Both of these cases bring to light a soft spot in exoplanet research: The most prolific tactic for finding exoplanets, the radial velocity approach, can only reveal a lower bound to their masses. Radial velocity searches look for Doppler shifts in a star's light induced by the gravitational tug of an orbiting companion. But those shifts only reveal the star's motion along our line of sight, and without knowing what angle the orbit of the planet takes with respect to Earth's line of sight, its true mass cannot be pinned down. The cases above illustrate what happens when the planet turns out to be highly inclined, with orbital planes nearly perpendicular to our line of sight.

"The issue boils down to simple geometry," Fischer says. "We only measure the velocity along the line of sight." Knowing that velocity, two unknowns remain—the planet's mass and its inclination—and neither can be solved for conclusively. "We've never been able to measure inclination with radial velocities…and we never will," Fischer says.

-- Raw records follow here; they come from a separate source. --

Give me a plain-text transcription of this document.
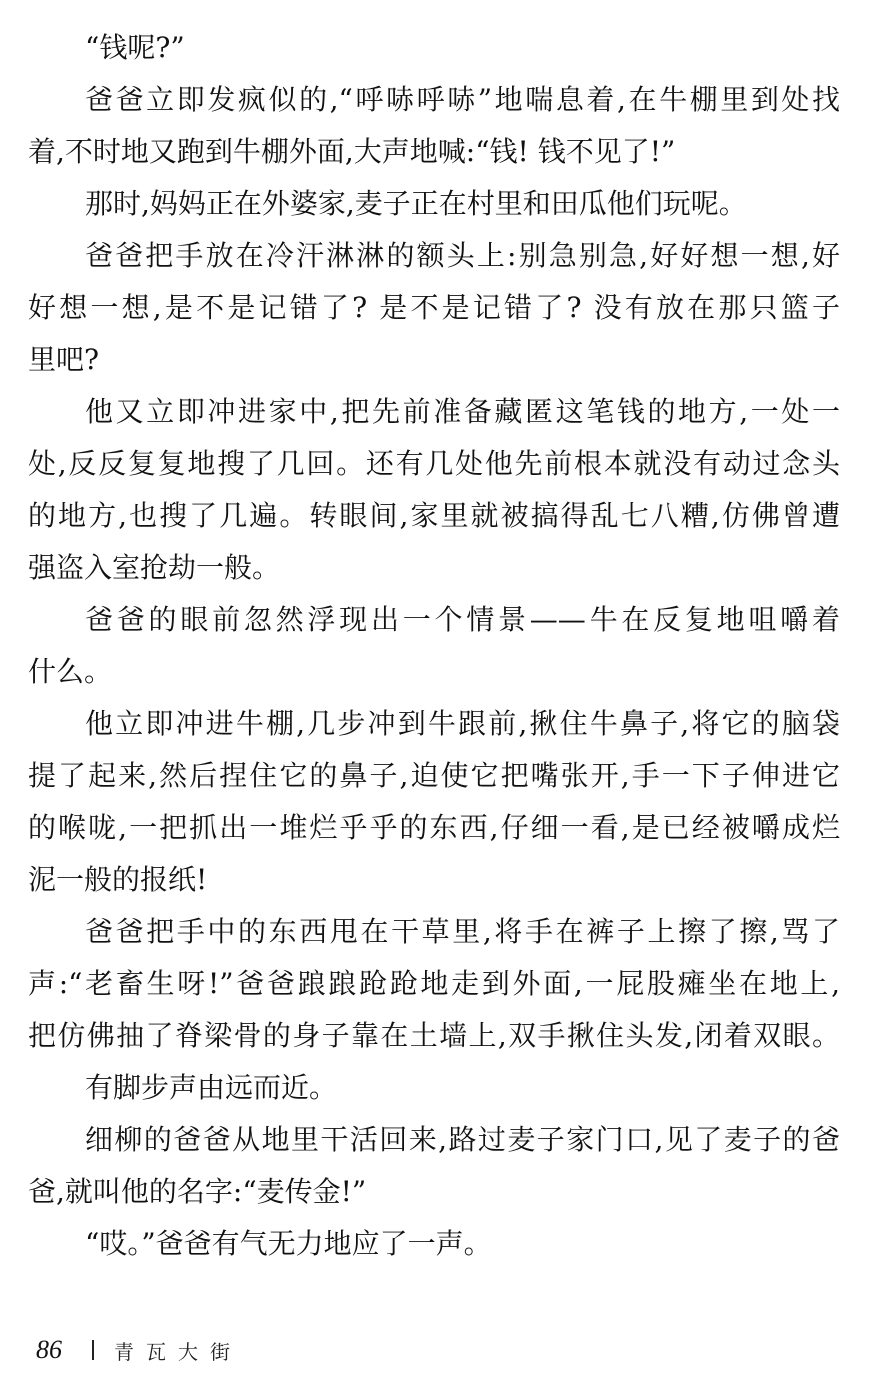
“钱呢?”
爸爸立即发疯似的,“呼哧呼哧”地喘息着,在牛棚里到处找
着,不时地又跑到牛棚外面,大声地喊:“钱! 钱不见了!”
那时,妈妈正在外婆家,麦子正在村里和田瓜他们玩呢。
爸爸把手放在冷汗淋淋的额头上:别急别急,好好想一想,好
好想一想,是不是记错了? 是不是记错了? 没有放在那只篮子
里吧?
他又立即冲进家中,把先前准备藏匿这笔钱的地方,一处一
处,反反复复地搜了几回。还有几处他先前根本就没有动过念头
的地方,也搜了几遍。转眼间,家里就被搞得乱七八糟,仿佛曾遭
强盗入室抢劫一般。
爸爸的眼前忽然浮现出一个情景——牛在反复地咀嚼着
什么。
他立即冲进牛棚,几步冲到牛跟前,揪住牛鼻子,将它的脑袋
提了起来,然后捏住它的鼻子,迫使它把嘴张开,手一下子伸进它
的喉咙,一把抓出一堆烂乎乎的东西,仔细一看,是已经被嚼成烂
泥一般的报纸!
爸爸把手中的东西甩在干草里,将手在裤子上擦了擦,骂了
声:“老畜生呀!”爸爸踉踉跄跄地走到外面,一屁股瘫坐在地上,
把仿佛抽了脊梁骨的身子靠在土墙上,双手揪住头发,闭着双眼。
有脚步声由远而近。
细柳的爸爸从地里干活回来,路过麦子家门口,见了麦子的爸
爸,就叫他的名字:“麦传金!”
“哎。”爸爸有气无力地应了一声。
86	青瓦大街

To find the masses of HD 136118 b and HD 33636 b, research teams meshed ground-based radial velocity observations with astrometry, or the precise measurement of the position of stars in the sky, taken from the Hubble Space Telescope. Whereas radial velocity data show if a star is moving nearer and farther, astrometry reveals if a star is moving laterally. "The astrometric measurements detect motion in the plane of the sky, and therefore provide the full 3-D orbit," Fischer says.

Fritz Benedict, a U.T. astronomer who worked with Bean and others on the papers presenting large masses for both HD 136118 b and HD 33636 b, says that astrometry is not used as a cross-check more often for several reasons: One is that few instruments boast the required precision; another is that faraway exoplanets induce planar motions too small to be detected. "As systems get farther from us, the apparent size of the perturbation shrinks," Benedict says. "Bottom line—we run out of nearby stars on which to use this technique."

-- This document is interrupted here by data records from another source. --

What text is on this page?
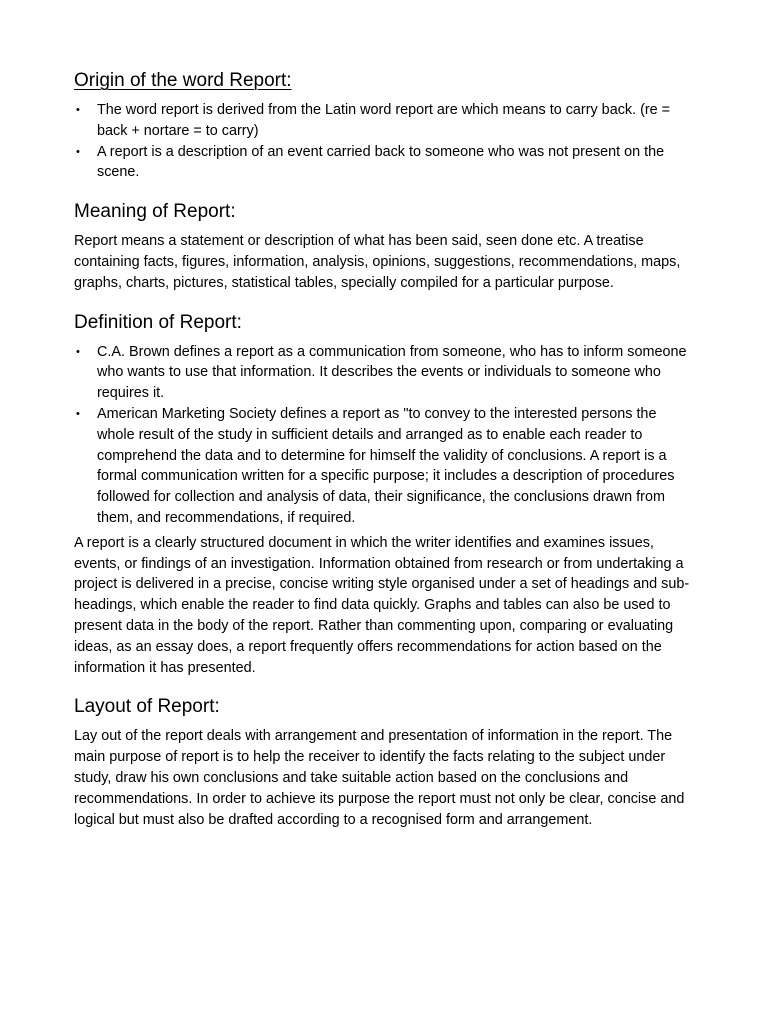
Origin of the word Report:
• The word report is derived from the Latin word report are which means to carry back. (re = back + nortare = to carry)
• A report is a description of an event carried back to someone who was not present on the scene.
Meaning of Report:

Report means a statement or description of what has been said, seen done etc. A treatise containing facts, figures, information, analysis, opinions, suggestions, recommendations, maps, graphs, charts, pictures, statistical tables, specially compiled for a particular purpose.

Definition of Report:
• C.A. Brown defines a report as a communication from someone, who has to inform someone who wants to use that information. It describes the events or individuals to someone who requires it.
• American Marketing Society defines a report as "to convey to the interested persons the whole result of the study in sufficient details and arranged as to enable each reader to comprehend the data and to determine for himself the validity of conclusions. A report is a formal communication written for a specific purpose; it includes a description of procedures followed for collection and analysis of data, their significance, the conclusions drawn from them, and recommendations, if required.

A report is a clearly structured document in which the writer identifies and examines issues, events, or findings of an investigation. Information obtained from research or from undertaking a project is delivered in a precise, concise writing style organised under a set of headings and sub-headings, which enable the reader to find data quickly. Graphs and tables can also be used to present data in the body of the report. Rather than commenting upon, comparing or evaluating ideas, as an essay does, a report frequently offers recommendations for action based on the information it has presented.

Layout of Report:

Lay out of the report deals with arrangement and presentation of information in the report. The main purpose of report is to help the receiver to identify the facts relating to the subject under study, draw his own conclusions and take suitable action based on the conclusions and recommendations. In order to achieve its purpose the report must not only be clear, concise and logical but must also be drafted according to a recognised form and arrangement.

Contradictory data from astrometry and radial velocity observations were the source of a planetary impasse last month—one group found a planet to be present, whereas another team did not. In May Steven Pravdo and Stuart Shaklan of the NASA Jet Propulsion Laboratory in Pasadena, Calif., announced that they had detected a candidate exoplanet, known as VB 10 b, by ground-based astrometry. (Ground-based observations, which are subject to atmospheric effects, are generally thought to be less trustworthy than space-based observations such as those from Hubble.) But in December Bean, now at the University of Göttingen in Germany, and his colleagues presented radial velocity data, also taken from the ground, that did not reveal the orbiting companion. "With the precision we were getting, it actually would have been very easy to detect this planet," Bean says. "So it was very easy to rule it out."

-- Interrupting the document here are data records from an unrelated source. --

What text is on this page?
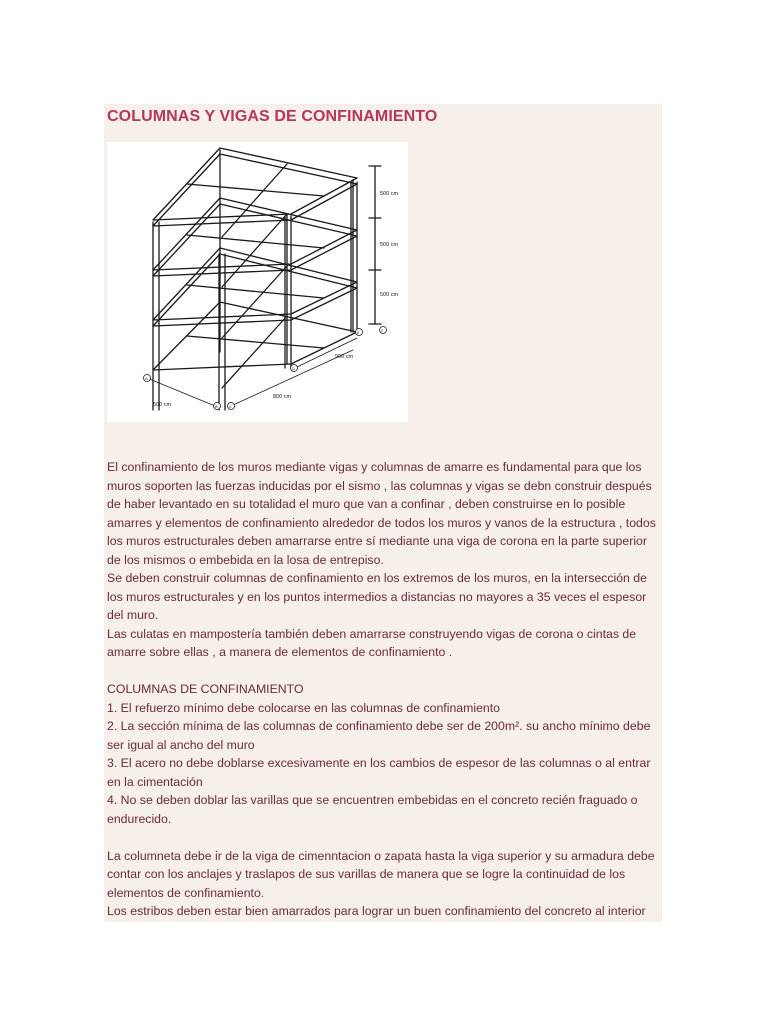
COLUMNAS Y VIGAS DE CONFINAMIENTO
500 cm
500 cm
500 cm
900 cm
800 cm
500 cm
A
B	C
D
E	F

El confinamiento de los muros mediante vigas y columnas de amarre es fundamental para que los muros soporten las fuerzas inducidas por el sismo , las columnas y vigas se debn construir después de haber levantado en su totalidad el muro que van a confinar , deben construirse en lo posible amarres y elementos de confinamiento alrededor de todos los muros y vanos de la estructura , todos los muros estructurales deben amarrarse entre sí mediante una viga de corona en la parte superior de los mismos o embebida en la losa de entrepiso.

Se deben construir columnas de confinamiento en los extremos de los muros, en la intersección de los muros estructurales y en los puntos intermedios a distancias no mayores a 35 veces el espesor del muro.

Las culatas en mampostería también deben amarrarse construyendo vigas de corona o cintas de amarre sobre ellas , a manera de elementos de confinamiento .

COLUMNAS DE CONFINAMIENTO

1. El refuerzo mínimo debe colocarse en las columnas de confinamiento

2. La sección mínima de las columnas de confinamiento debe ser de 200m². su ancho mínimo debe ser igual al ancho del muro

3. El acero no debe doblarse excesivamente en los cambios de espesor de las columnas o al entrar en la cimentación

4. No se deben doblar las varillas que se encuentren embebidas en el concreto recién fraguado o endurecido.

La columneta debe ir de la viga de cimenntacion o zapata hasta la viga superior y su armadura debe contar con los anclajes y traslapos de sus varillas de manera que se logre la continuidad de los elementos de confinamiento.

Los estribos deben estar bien amarrados para lograr un buen confinamiento del concreto al interior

The new data led Bean and his colleagues to conclude that Pravdo and Shaklan's claim for VB 10 b was "spurious." But Shaklan disagrees, noting that Bean's "work does not entirely rule out the existence of the planet." Without more data, he says, neither of the conflicting results can be confirmed. And Bean notes that a planet with somewhat different parameters than those derived by Pravdo and Shaklan could still exist, even in light of the new research.

All three revisions within the ranks of proposed planets involved cross-checking a possible detection with a different observation method, something the Kepler team used close to 100 nights of ground-based telescope time to do before announcing the spacecraft's first results. But follow-up studies consume time and resources, and in some cases more powerful instruments than are currently available would be necessary to solidly pin down the details of a planetary detection. The European Space Agency's Gaia spacecraft, scheduled for launch in 2012, could fill in some of these details with precision astrometry measurements.

"The application of complementary techniques is really important," Bean says, noting that his willingness to examine new discoveries from different angles is what leads him into the uneasy position of revising or even refuting other scientists' work. "I guess that has sort of evolved into my specialty—using different methods combined," Bean says. "So that's probably how I get into this mess."